Can't load qwen2.5 7b instruct on GRPO notebook,
from unsloth import is_bfloat16_supported
import torch
max_seq_length = 512 # Can increase for longer reasoning traces
lora_rank = 16 # Larger rank = smarter, but slower
model, tokenizer = FastLanguageModel.from_pretrained(
model_name = "Qwen/Qwen2.5-7B-Instruct",
max_seq_length = max_seq_length,
load_in_4bit = True,
fast_inference = True,
max_lora_rank = lora_rank,
gpu_memory_utilization = 0.42,
)
model = FastLanguageModel.get_peft_model(
model,
r = lora_rank, # Choose any number > 0 ! Suggested 8, 16, 32, 64, 128
target_modules = [
"q_proj", "k_proj", "v_proj", "o_proj",
"gate_proj", "up_proj", "down_proj",
], # Remove QKVO if out of memory
lora_alpha = lora_rank,
use_gradient_checkpointing = "unsloth",
random_state = 3407,
)
CUDA out of memory. Tried to allocate 2.00 MiB. GPU 0 has a total capacity of 14.74 GiB of which 2.12 MiB is free. Process 8487 has 14.74 GiB memory in use. Of the allocated memory 14.61 GiB is allocated by PyTorch, and 15.65 MiB is reserved by PyTorch but unallocated. If reserved but unallocated memory is large try setting PYTORCH_CUDA_ALLOC_CONF=expandable_segments:True to avoid fragmentation.
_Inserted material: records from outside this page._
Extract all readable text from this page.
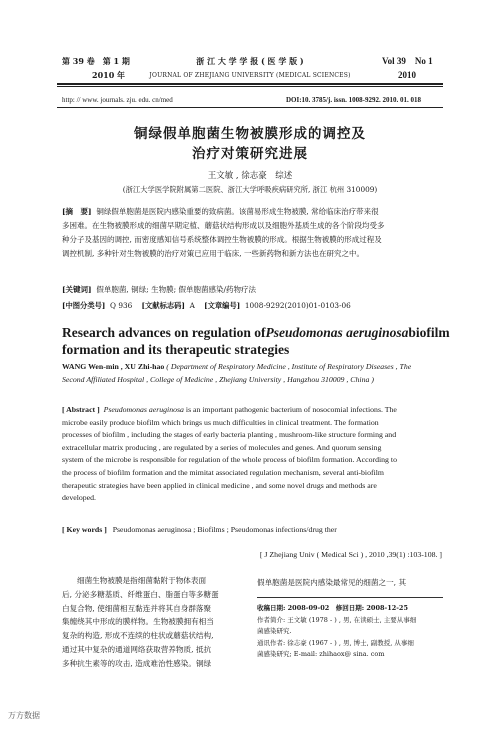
第 39 卷　第 1 期
2010 年
浙 江 大 学 学 报 ( 医 学 版 )
JOURNAL OF ZHEJIANG UNIVERSITY (MEDICAL SCIENCES)
Vol 39　No 1
2010
http: // www. journals. zju. edu. cn/med	DOI:10. 3785/j. issn. 1008-9292. 2010. 01. 018
铜绿假单胞菌生物被膜形成的调控及
治疗对策研究进展
王文敏 , 徐志豪　综述
(浙江大学医学院附属第二医院、浙江大学呼吸疾病研究所, 浙江 杭州 310009)
[摘　要] 铜绿假单胞菌是医院内感染重要的致病菌。该菌易形成生物被膜, 常给临床治疗带来很
多困难。在生物被膜形成的细菌早期定植、蘑菇状结构形成以及细胞外基质生成的各个阶段均受多
种分子及基因的调控, 而密度感知信号系统整体调控生物被膜的形成。根据生物被膜的形成过程及
调控机制, 多种针对生物被膜的治疗对策已应用于临床, 一些新药物和新方法也在研究之中。
[关键词] 假单胞菌, 铜绿; 生物膜; 假单胞菌感染/药物疗法
[中图分类号] Q 936 [文献标志码] A [文章编号] 1008-9292(2010)01-0103-06
Research advances on regulation of Pseudomonas aeruginosa biofilm
formation and its therapeutic strategies
WANG Wen-min , XU Zhi-hao ( Department of Respiratory Medicine , Institute of Respiratory Diseases , The
Second Affiliated Hospital , College of Medicine , Zhejiang University , Hangzhou 310009 , China )
[ Abstract ] Pseudomonas aeruginosa is an important pathogenic bacterium of nosocomial infections. The
microbe easily produce biofilm which brings us much difficulties in clinical treatment. The formation
processes of biofilm , including the stages of early bacteria planting , mushroom-like structure forming and
extracellular matrix producing , are regulated by a series of molecules and genes. And quorum sensing
system of the microbe is responsible for regulation of the whole process of biofilm formation. According to
the process of biofilm formation and the mimitat associated regulation mechanism, several anti-biofilm
therapeutic strategies have been applied in clinical medicine , and some novel drugs and methods are
developed.
[ Key words ] Pseudomonas aeruginosa ; Biofilms ; Pseudomonas infections/drug ther
[ J Zhejiang Univ ( Medical Sci ) , 2010 ,39(1) :103-108. ]
细菌生物被膜是指细菌黏附于物体表面
后, 分泌多糖基质、纤维蛋白、脂蛋白等多糖蛋
白复合物, 使细菌相互黏连并将其自身群落聚
集缠绕其中形成的膜样物。生物被膜拥有相当
复杂的构造, 形成不连续的柱状或蘑菇状结构,
通过其中复杂的通道网络获取营养物质, 抵抗
多种抗生素等的攻击, 造成难治性感染。铜绿
假单胞菌是医院内感染最常见的细菌之一, 其
收稿日期: 2008-09-02　修回日期: 2008-12-25
作者简介: 王文敏 (1978 - ) , 男, 在读硕士, 主要从事细
菌感染研究.
通讯作者: 徐志豪 (1967 - ) , 男, 博士, 副教授, 从事细
菌感染研究; E-mail: zhihaox@ sina. com
万方数据
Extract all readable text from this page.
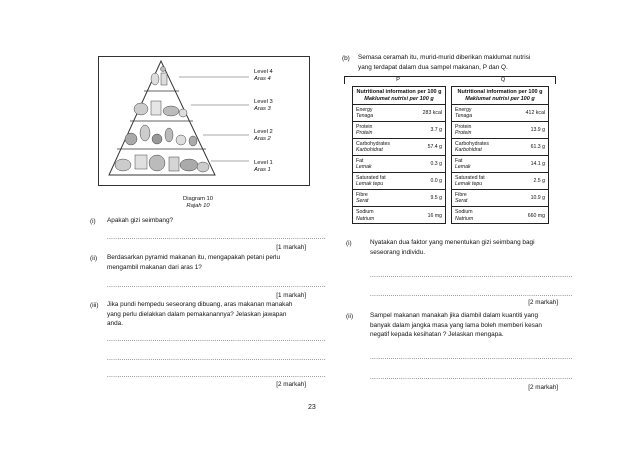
Level 4
Aras 4
Level 3
Aras 3
Level 2
Aras 2
Level 1
Aras 1
Diagram 10
Rajah 10
(i) Apakah gizi seimbang?
..........................................................................................................
[1 markah]
(ii) Berdasarkan pyramid makanan itu, mengapakah petani perlu
mengambil makanan dari aras 1?
..........................................................................................................
[1 markah]
(iii) Jika pundi hempedu seseorang dibuang, aras makanan manakah
yang perlu dielakkan dalam pemakanannya? Jelaskan jawapan
anda.
..........................................................................................................
..........................................................................................................
..........................................................................................................
[2 markah]
(b) Semasa ceramah itu, murid-murid diberikan maklumat nutrisi
yang terdapat dalam dua sampel makanan, P dan Q.
P	Q
Nutritional information per 100 g
Maklumat nutrisi per 100 g
Energy
Tenaga	283 kcal
Protein
Protein	3.7 g
Carbohydrates
Karbohidrat	57.4 g
Fat
Lemak	0.3 g
Saturated fat
Lemak tepu	0.0 g
Fibre
Serat	9.5 g
Sodium
Natrium	16 mg
Nutritional information per 100 g
Maklumat nutrisi per 100 g
Energy
Tenaga	412 kcal
Protein
Protein	13.9 g
Carbohydrates
Karbohidrat	61.3 g
Fat
Lemak	14.1 g
Saturated fat
Lemak tepu	2.5 g
Fibre
Serat	10.9 g
Sodium
Natrium	660 mg
(i)	Nyatakan dua faktor yang menentukan gizi seimbang bagi
seseorang individu.
..................................................................................................
..................................................................................................
[2 markah]
(ii)	Sampel makanan manakah jika diambil dalam kuantiti yang
banyak dalam jangka masa yang lama boleh memberi kesan
negatif kepada kesihatan ? Jelaskan mengapa.
..................................................................................................
..................................................................................................
[2 markah]
23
See documentation for Memory Management (https://pytorch.org/docs/stable/notes/cuda.html#environment-variables)
I tried decreasing the rank, using default sequence length, decreasing the gpu_memory_utilization and removing QKVO
And it's still in a retrying loop. Any idea how to fix this?